Thailand: An Insider’s View
I recently ran into an old acquaintance I haven’t seen for two years. The last time I met him was just after General Prayuth and his military cronies took over Thailand to save it from Democracy. He’s a long-time American expat in Thailand. Knows everything about the Kingdom, has met everybody who is anybody in the Kingdom personally-the ultimate insider. When I met him two years ago in Bangkok he told me not to worry about the current unpleasantness.
“Just another coup. Nothing to worry about. The Generals will reshuffle the deck and soon it will be back to ‘business as usual.’”
Back to the Land of Smiles and white sand beaches and fine dining and cheap sex and cheap labor. The land of the “good people” who are born to lead, the “bad people” commoners who oppose them, and the “ignorant peasants” who must be kept in their traditional place. The land of corrupt, hollowed-out institutions…the courts, the police, the Byzantine government bureaucracy, the Electoral Commission, and the Thai Army. The land where the King, and even his dog, must be rigorously defended against insult though he has stated that he is not a god and doesn’t need to be defended.
Recalling his previously upbeat assessment of the situation I greeted him with a certain degree of sarcasm.
Things are surely going swimmingly in Thailand these days, are they not. Happiness reigns everywhere and the deep divisions of Thai society are being healed even as we speak.

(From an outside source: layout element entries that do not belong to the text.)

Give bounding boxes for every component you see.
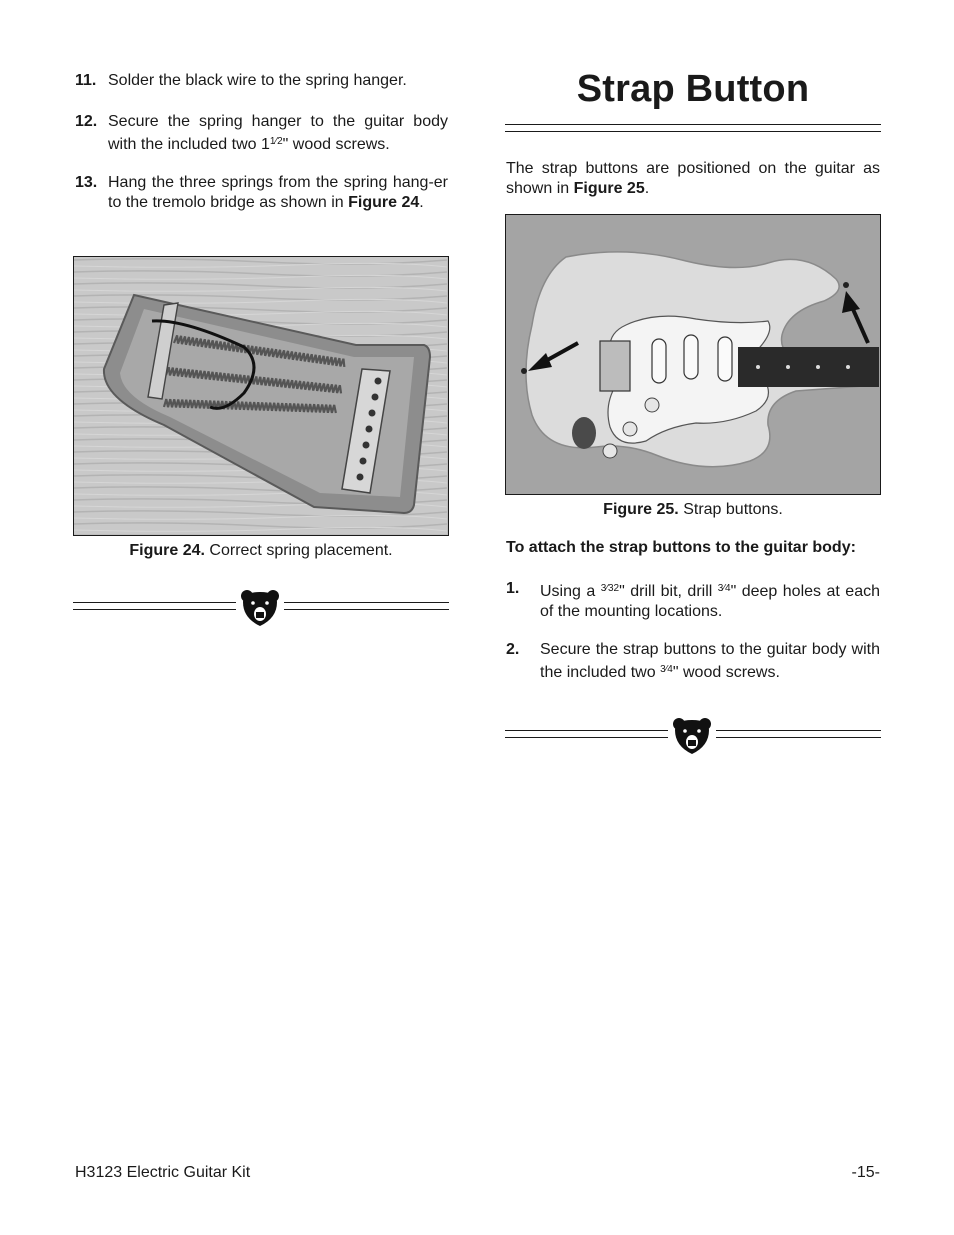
- intro-paragraph: [506, 159, 880, 199]
- step-number: 1.: [506, 580, 520, 597]
- step-12: [75, 112, 448, 152]
- subheading: To attach the strap buttons to the guitar body:: [506, 539, 856, 556]
- figure-25-photo: [505, 214, 881, 495]
- footer-title: H3123 Electric Guitar Kit: [75, 1164, 251, 1181]
- strap-step-1: [506, 579, 880, 619]
- fraction: 1⁄2: [269, 136, 283, 147]
- figure-24-caption: [73, 541, 449, 561]
- intro-text: The strap buttons are positioned on the guitar as shown in: [506, 160, 880, 197]
- intro-text: .: [644, 180, 650, 197]
- figure-label: Figure 25.: [603, 501, 679, 518]
- strap-step-2: [506, 640, 880, 680]
- step-text-part: " deep holes at each of the mounting locations.: [540, 583, 881, 620]
- spring-cavity-illustration: [74, 257, 447, 534]
- step-text: [540, 579, 880, 622]
- step-number: 2.: [506, 641, 520, 658]
- guitar-body-illustration: [506, 215, 879, 493]
- step-text-part: " wood screws.: [282, 136, 390, 153]
- fraction: 3⁄4: [717, 583, 731, 594]
- step-text-part: Secure the spring hanger to the guitar body with the included two 1: [108, 113, 448, 153]
- step-text-part: Secure the strap buttons to the guitar body with the included two: [540, 641, 880, 681]
- figure-reference: Figure 25: [573, 180, 645, 197]
- title-underline: [505, 124, 881, 134]
- caption-text: Strap buttons.: [683, 501, 783, 518]
- step-11: [75, 71, 448, 91]
- fraction: 3⁄4: [660, 664, 673, 675]
- step-text: Solder the black wire to the spring hanger.: [108, 72, 407, 89]
- step-text: [108, 173, 448, 213]
- step-13: [75, 173, 448, 233]
- step-number: 11.: [75, 72, 97, 89]
- fraction: 3⁄32: [600, 583, 620, 594]
- step-number: 12.: [75, 113, 98, 130]
- caption-text: Correct spring placement.: [209, 542, 393, 559]
- figure-24-photo: [73, 256, 449, 536]
- bear-logo-icon: [239, 588, 281, 628]
- bear-logo-icon: [671, 716, 713, 756]
- section-title: Strap Button: [576, 68, 810, 110]
- step-number: 13.: [75, 174, 98, 191]
- step-text-part: " wood screws.: [672, 664, 780, 681]
- step-text: [108, 112, 448, 155]
- step-text-part: " drill bit, drill: [619, 583, 718, 600]
- step-text-part: Hang the three springs from the spring hang-er to the tremolo bridge as shown in: [108, 174, 448, 211]
- step-text-part: Using a: [540, 583, 601, 600]
- section-divider: [73, 588, 449, 628]
- figure-25-caption: [505, 500, 881, 520]
- section-divider: [505, 716, 881, 756]
- figure-label: Figure 24.: [129, 542, 205, 559]
- page-number: -15-: [851, 1164, 880, 1181]
- step-text: [540, 640, 880, 683]
- step-text-part: .: [419, 194, 424, 211]
- figure-reference: Figure 24: [348, 194, 420, 211]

“Tourism is booming. Bangkok has become a sophisticated International city, a place where the world’s elite meet,” he responded, obviously trying to change the subject.
What about the rest of the country? I countered. I had him there.
“Well, uh, things are going to get better. The Generals are a bunch of idiots but they will soon be gone and the sophisticated well-educated technocrats will slide back into power…and some of them, the better ones, are worried about the divisions in Thailand.”
Soon be gone? But what about Prayuth’s 20-year plan? He clearly intends to be around for its disastrous conclusion.
“Oh, he’ll be eased out of power, by someone more reasonable.”
Like who? I replied sharply.
He reeled off several names, names that I had heard of but knew little about. He was, after all, an insider, and I am not.
So what happens when these ‘more reasonable’ and somewhat smarter military men ‘ease him out’?
“Then the technocrats will take over. They’re already taking over now, even some of Thaksin’s old associates are quietly creeping back into positions of power. A deal will be struck, Prayuth and his cronies will get their ‘golden parachutes’; competent, worldly, well-educated people will come to fore and peace and prosperity will be restored. “
So back to ‘business as usual’ with the Oxford-educated Mr. X here, and the Harvard-educated Mr. Y there, and 80% of the Thai people still getting the short end of the stick.
“No, it won’t be that way. These technocrats…at least some of them, are really worried about the deep divisions in Thai society.”
Worried enough to do something about those divisions? Worried enough to give the Thai people…all of the Thai people, the vote and let them decide things for themselves?
Once again I had him. He could only repeat that Prayuth would be gone and “better people” would replace him…sometime…somehow. To which I replied that what Thailand really needed was democracy, however messy and disorderly it might be, not another round of ‘good people’ replacing ‘bad people.’ A rule of laws not men-not the ‘right people’ in the ‘right places.’ Thailand has been reshuffling the deck ever since 1932. In the past that reshuffle has sometimes worked but it does no longer, and the coup after coup cycle has become a death spiral.
I hope my insider friend is right about the departure of General Prayuth and his cronies, but that departure, however welcome, will not cure Thailand’s most pressing problems, and I am skeptical that another dose of good intentions and ‘reform from above’ by Bangkok technocrats will solve them either.